La radio collega il film al suo inizio, agli attentati terroristici e pone nella mente del pubblico un dubbi: ma il giovane è per caso legato a questi eventi?

I due, in un silenzio tombale e fatto di domande prive di risposta da parte dell’anziano, inizieranno a nutrire un rapporto di grande affetto diventando un punto di riferimento della vita dell’uno per l’altro. Attraverso una scelta registica di narrare la storia con inquadrature fisse e lunghe sui volti degli attori, di una casa spoglia e di un panorama naturale, fatta eccezione per alcuni movimenti di macchina attraverso dei carrelli, si analizza l’interiorità dei due uomini, specialmente quella dell’anziano, mostrando minuto dopo minuto un rapporto tra i due che assomiglia sempre più a quello tra un padre e un figlio.

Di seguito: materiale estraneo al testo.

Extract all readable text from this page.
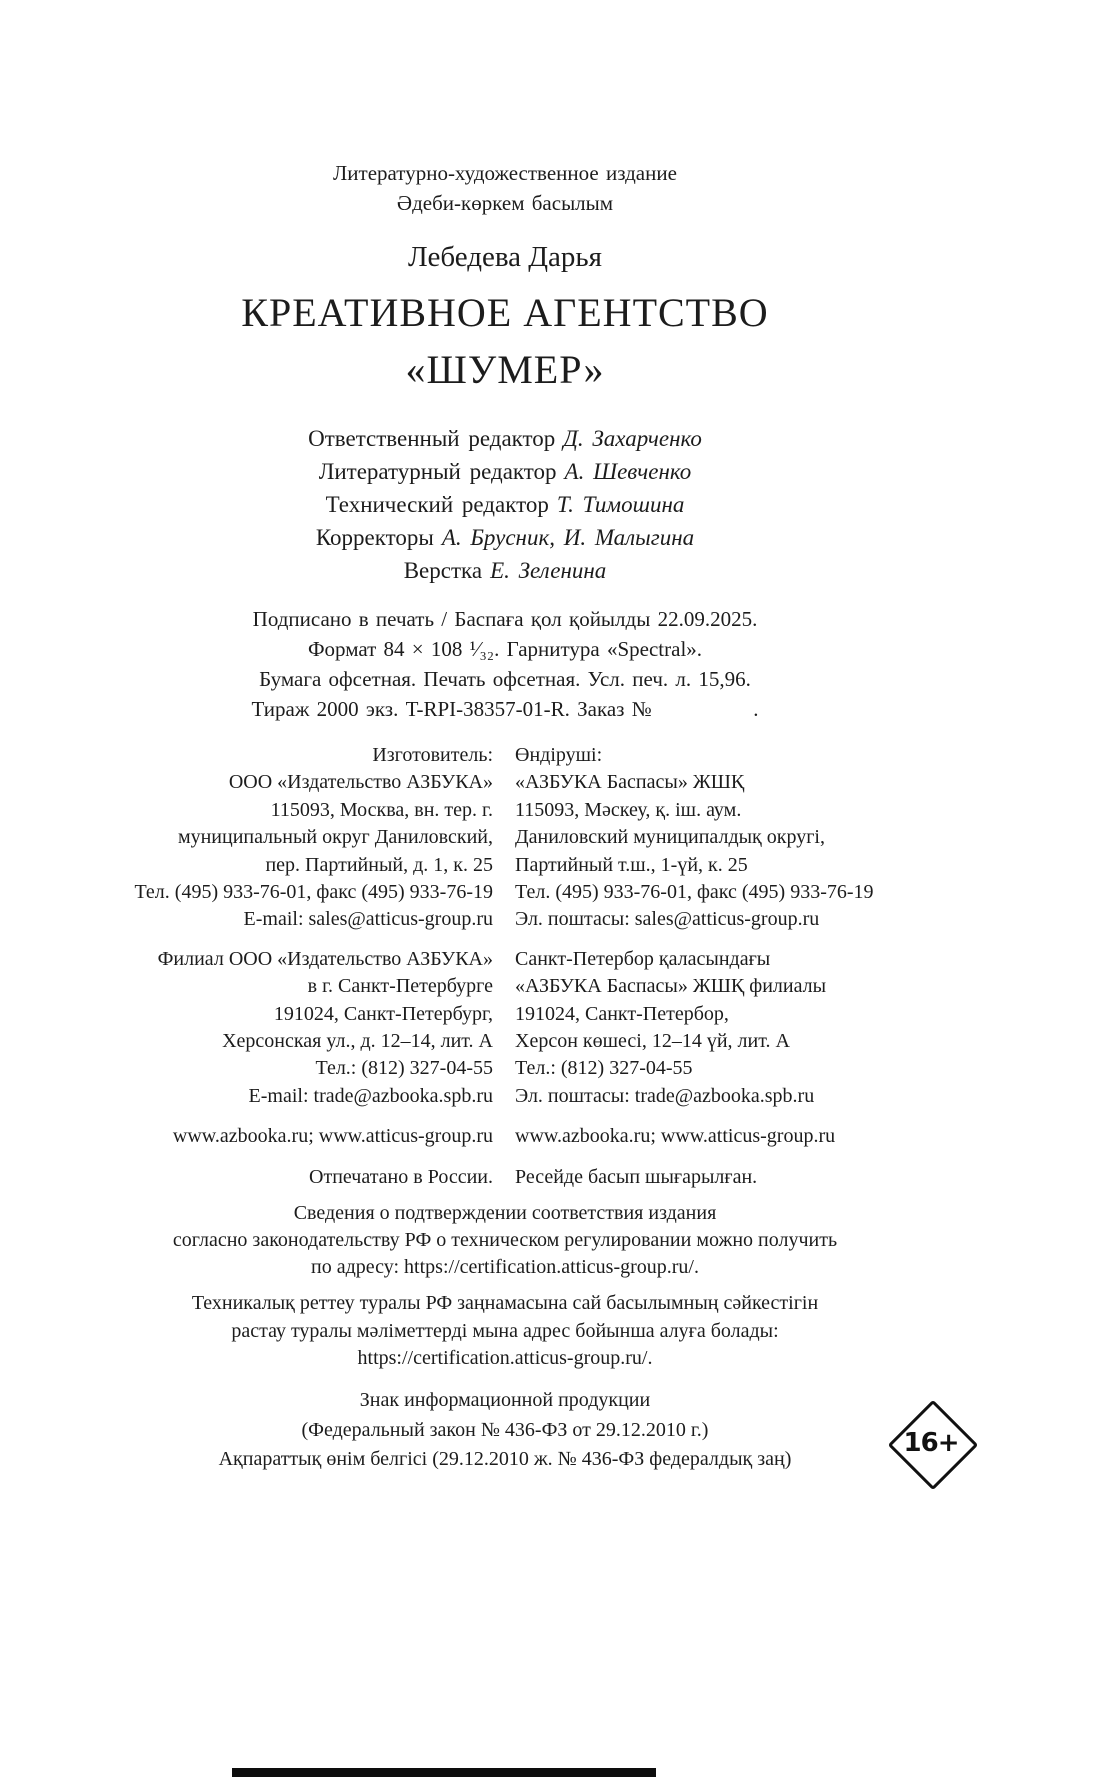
Литературно-художественное издание
Әдеби-көркем басылым
Лебедева Дарья
КРЕАТИВНОЕ АГЕНТСТВО
«ШУМЕР»
Ответственный редактор Д. Захарченко
Литературный редактор А. Шевченко
Технический редактор Т. Тимошина
Корректоры А. Брусник, И. Малыгина
Верстка Е. Зеленина
Подписано в печать / Баспаға қол қойылды 22.09.2025.
Формат 84 × 108 ¹⁄₃₂. Гарнитура «Spectral».
Бумага офсетная. Печать офсетная. Усл. печ. л. 15,96.
Тираж 2000 экз. T-RPI-38357-01-R. Заказ №              .
Изготовитель:
ООО «Издательство АЗБУКА»
115093, Москва, вн. тер. г.
муниципальный округ Даниловский,
пер. Партийный, д. 1, к. 25
Тел. (495) 933-76-01, факс (495) 933-76-19
E-mail: sales@atticus-group.ru
Өндіруші:
«АЗБУКА Баспасы» ЖШҚ
115093, Мәскеу, қ. іш. аум.
Даниловский муниципалдық округі,
Партийный т.ш., 1-үй, к. 25
Тел. (495) 933-76-01, факс (495) 933-76-19
Эл. поштасы: sales@atticus-group.ru
Филиал ООО «Издательство АЗБУКА»
в г. Санкт-Петербурге
191024, Санкт-Петербург,
Херсонская ул., д. 12–14, лит. А
Тел.: (812) 327-04-55
E-mail: trade@azbooka.spb.ru
Санкт-Петербор қаласындағы
«АЗБУКА Баспасы» ЖШҚ филиалы
191024, Санкт-Петербор,
Херсон көшесі, 12–14 үй, лит. А
Тел.: (812) 327-04-55
Эл. поштасы: trade@azbooka.spb.ru
www.azbooka.ru; www.atticus-group.ru www.azbooka.ru; www.atticus-group.ru
Отпечатано в России. Ресейде басып шығарылған.
Сведения о подтверждении соответствия издания
согласно законодательству РФ о техническом регулировании можно получить
по адресу: https://certification.atticus-group.ru/.
Техникалық реттеу туралы РФ заңнамасына сай басылымның сәйкестігін
растау туралы мәліметтерді мына адрес бойынша алуға болады:
https://certification.atticus-group.ru/.
Знак информационной продукции
(Федеральный закон № 436-ФЗ от 29.12.2010 г.)
Ақпараттық өнім белгісі (29.12.2010 ж. № 436-ФЗ федералдық заң)
16+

La storia rimane avvolta da un ampio senso di mistero e suspanse sui fatti e anche il finale rimane ambiguo benché se vediamo la narrazione filmica sul concetto di legame paterno possiamo riuscire a dargli un senso anche se totalmente drammatico e poco positivo. 

Sicuramente è un film complesso che ha più piani di lettura oltre quello del legame paterno, poichè possiamo rintracciare il tema religioso ricollegandolo a Caino e Abele, quello più spirituale e legato agli attentati, e di come espiare le proprie colpe; ma questi temi rimangono troppo nella filosofia e sono affrontati malamente nel film che ha solo un senso reale e concreto attraverso la rilettura dell’opera in chiave affettiva tra un figlio e il proprio padre.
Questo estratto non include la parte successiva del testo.